Gibbon lecturer traces path from research to guidelines to policy


Douglas E. Wood, MD, FACS, FRCSEd
Douglas E. Wood, MD, FACS, FRCSEd

It requires a concerted effort by surgeons and physicians to take scientific evidence and convert it into guidelines for practice. Advocacy work must follow the development of these guidelines in order to generate policy for health care delivery.

In the John H. Gibbon, Jr., Lecture, world-renowned thoracic oncology surgeon Douglas E. Wood, MD, FACS, FRSCEd, will describe his own experience researching the benefits of lung cancer screening, the development of screening guidelines, and the subsequent policy work that culminated in this screening as a newly covered benefit in U.S. health care.
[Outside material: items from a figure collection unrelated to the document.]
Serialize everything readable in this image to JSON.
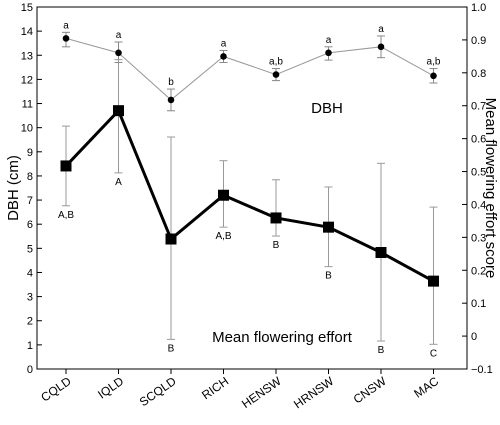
{
  "chart_data": {
    "type": "line",
    "categories": [
      "CQLD",
      "IQLD",
      "SCQLD",
      "RICH",
      "HENSW",
      "HRNSW",
      "CNSW",
      "MAC"
    ],
    "y_left": {
      "label": "DBH (cm)",
      "range": [
        0,
        15
      ],
      "ticks": [
        0,
        1,
        2,
        3,
        4,
        5,
        6,
        7,
        8,
        9,
        10,
        11,
        12,
        13,
        14,
        15
      ]
    },
    "y_right": {
      "label": "Mean flowering effort score",
      "range": [
        -0.1,
        1.0
      ],
      "ticks": [
        "−0.1",
        "0",
        "0.1",
        "0.2",
        "0.3",
        "0.4",
        "0.5",
        "0.6",
        "0.7",
        "0.8",
        "0.9",
        "1.0"
      ]
    },
    "series": [
      {
        "name": "DBH",
        "axis": "left",
        "color": "#999999",
        "marker": "circle",
        "values": [
          13.7,
          13.1,
          11.15,
          12.95,
          12.2,
          13.1,
          13.35,
          12.15
        ],
        "err_low": [
          13.35,
          12.7,
          10.7,
          12.7,
          11.95,
          12.8,
          12.9,
          11.85
        ],
        "err_high": [
          13.95,
          13.55,
          11.6,
          13.2,
          12.45,
          13.35,
          13.8,
          12.45
        ],
        "letters": [
          "a",
          "a",
          "b",
          "a",
          "a,b",
          "a",
          "a",
          "a,b"
        ]
      },
      {
        "name": "Mean flowering effort",
        "axis": "right",
        "color": "#000000",
        "marker": "square",
        "values": [
          0.517,
          0.685,
          0.295,
          0.428,
          0.359,
          0.331,
          0.254,
          0.167
        ],
        "err_low": [
          0.396,
          0.496,
          -0.01,
          0.331,
          0.304,
          0.211,
          -0.015,
          -0.025
        ],
        "err_high": [
          0.638,
          0.84,
          0.605,
          0.533,
          0.475,
          0.453,
          0.525,
          0.392
        ],
        "letters": [
          "A,B",
          "A",
          "B",
          "A,B",
          "B",
          "B",
          "B",
          "C"
        ]
      }
    ]
  }
}
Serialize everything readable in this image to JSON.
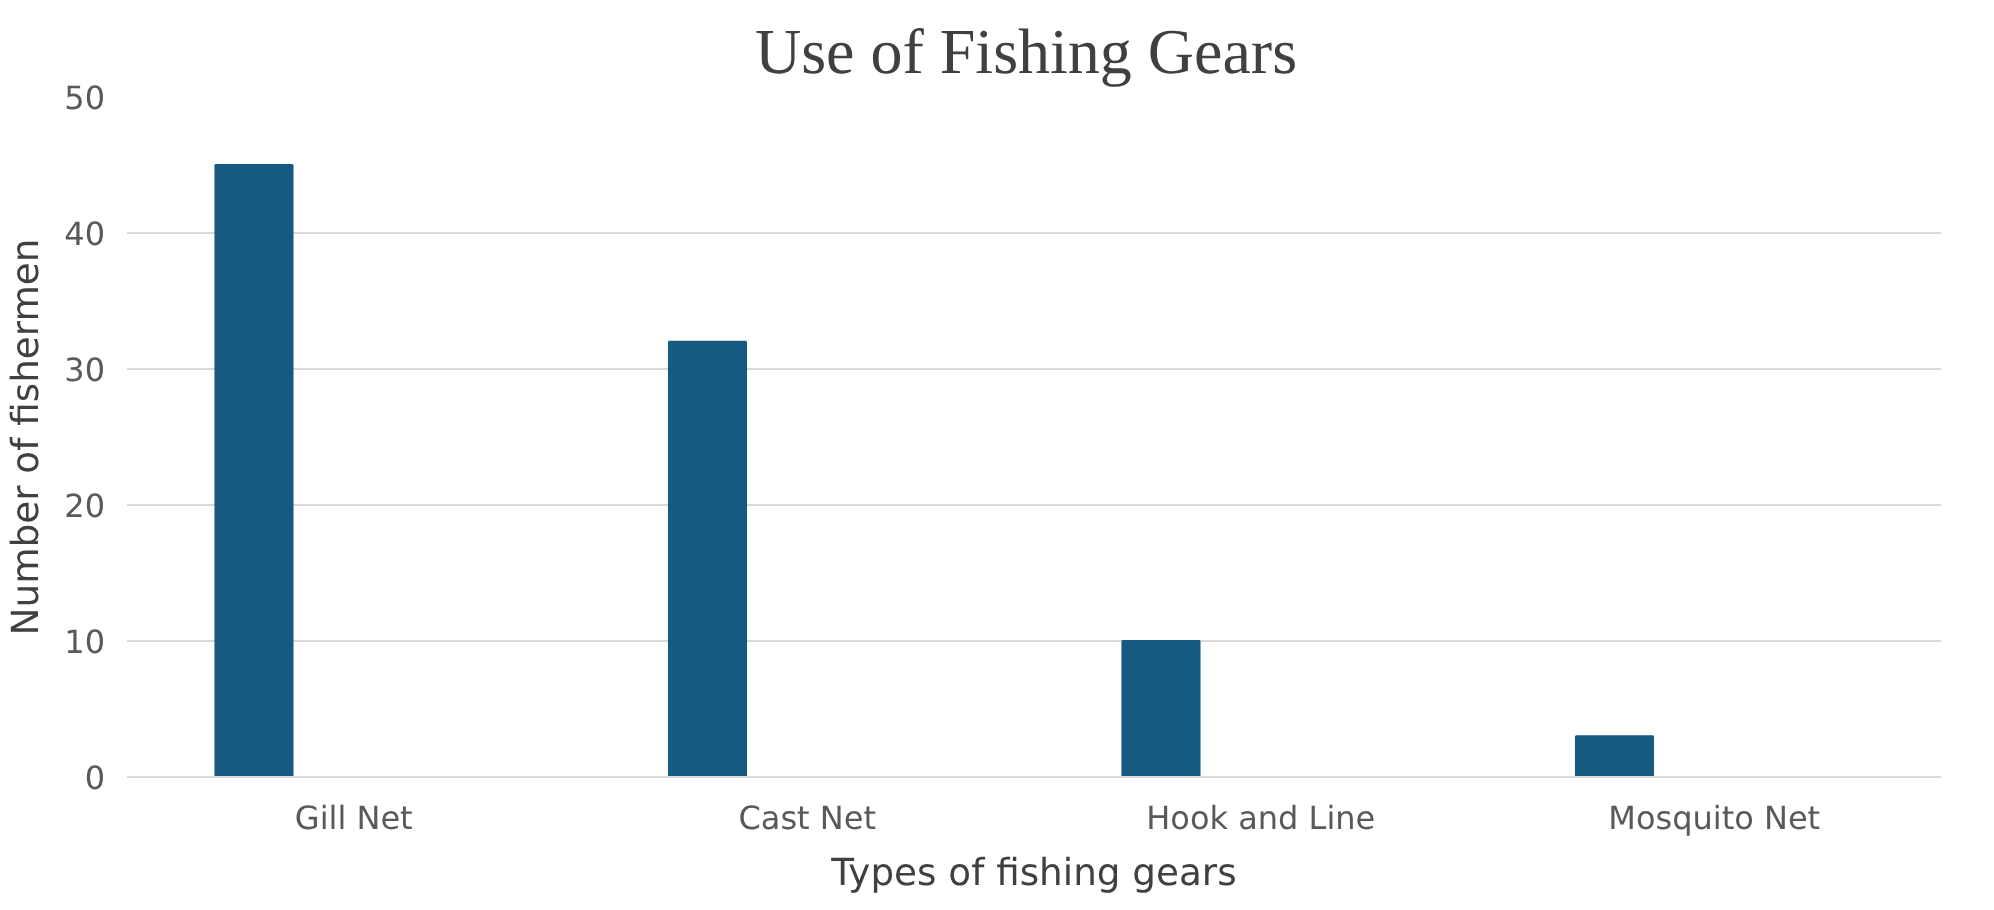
{
  "chart_data": {
    "type": "bar",
    "title": "Use of Fishing  Gears",
    "xlabel": "Types of fishing gears",
    "ylabel": "Number of fishermen",
    "categories": [
      "Gill Net",
      "Cast Net",
      "Hook and Line",
      "Mosquito Net"
    ],
    "values": [
      45,
      32,
      10,
      3
    ],
    "color": "#165a82",
    "ylim": [
      0,
      50
    ],
    "yticks": [
      0,
      10,
      20,
      30,
      40,
      50
    ],
    "grid": "y"
  }
}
Lung Cancer Screening: Saving Lives with Science and Policy will be presented at 9:00 am CDT, Monday, October 5. The lecture will be available for on-demand viewing through the virtual Clinical Congress meeting platform through December 31.

“It’s not good enough to create guidelines, because ultimately, unless an insurance company or Medicare has a policy that will provide coverage, it doesn’t matter how good the guidelines are,” said Dr. Wood, Henry N. Harkins Professor and Chair, department of surgery, University of Washington, Seattle.

In 2009, Dr. Wood was asked to chair a new National Comprehensive Cancer Network (NCCN) guidelines panel for lung cancer screening. A U.S. study of lung cancer screening occurred simultaneously that identified, for the first time, the substantial benefit—a 20 percent reduction in lung cancer mortality—of low-dose CT scans in identifying early stage lung cancer.

“Until this study was done and until the guidelines from the NCCN had been published, there were no recommendations supporting lung cancer screening in the U.S.,” Dr. Wood said. “This really was a fundamental change in identifying a modality for early detection that has the potential of saving 15,000 lives per year in the U.S.”

The National Lung Screening Trial was published in 2011, and NCCN guidelines followed a few months later. Dr. Wood rates the low-dose CT screening as having the most impact of any cancer intervention in a generation in terms of lives saved.

“Early detection allows identification of a cancer when it is treatable and curable, as opposed to identifying a cancer at a late stage where it’s often not curable and often the treatments are more toxic and more expensive,” he said.

The cost of human life lost to lung cancer makes early detection especially significant. More people die of lung cancer in the U.S. than die of breast cancer, colorectal cancer, and pancreatic cancer combined.

The U.S. Preventive Services Task Force revised its guidelines in late 2013 to support lung cancer screening. It took another year for Medicare to also support lung cancer screening. The impact of these two policy decisions was to provide lung cancer screening as a covered benefit to individuals with both private and government health insurance—an enormous advance in public health and access for lung cancer early detection.

During the intervening years, Dr. Wood testified on the subject at a Senate briefing and worked with members of Congress to push Medicare to action. Perhaps most importantly, Dr. Wood was instrumental in helping create a consortium of professional organizations that represented patients, radiology, and thoracic surgery that worked side by side with Medicare administrators to help them understand why a policy for lung cancer screening coverage was necessary, and how concerns about implementation and potential harms could be addressed.

“It was a matter of rolling up the sleeves and working with Medicare in helping them know how to do lung cancer screening and, therefore, be able to implement a national coverage decision that provides for all Medicare beneficiaries,” Dr. Wood said.

The John H. Gibbon, Jr., Lecture, established in 1971 to honor a pioneer in open-heart surgery, is sponsored by the Advisory Council for Cardiothoracic Surgery.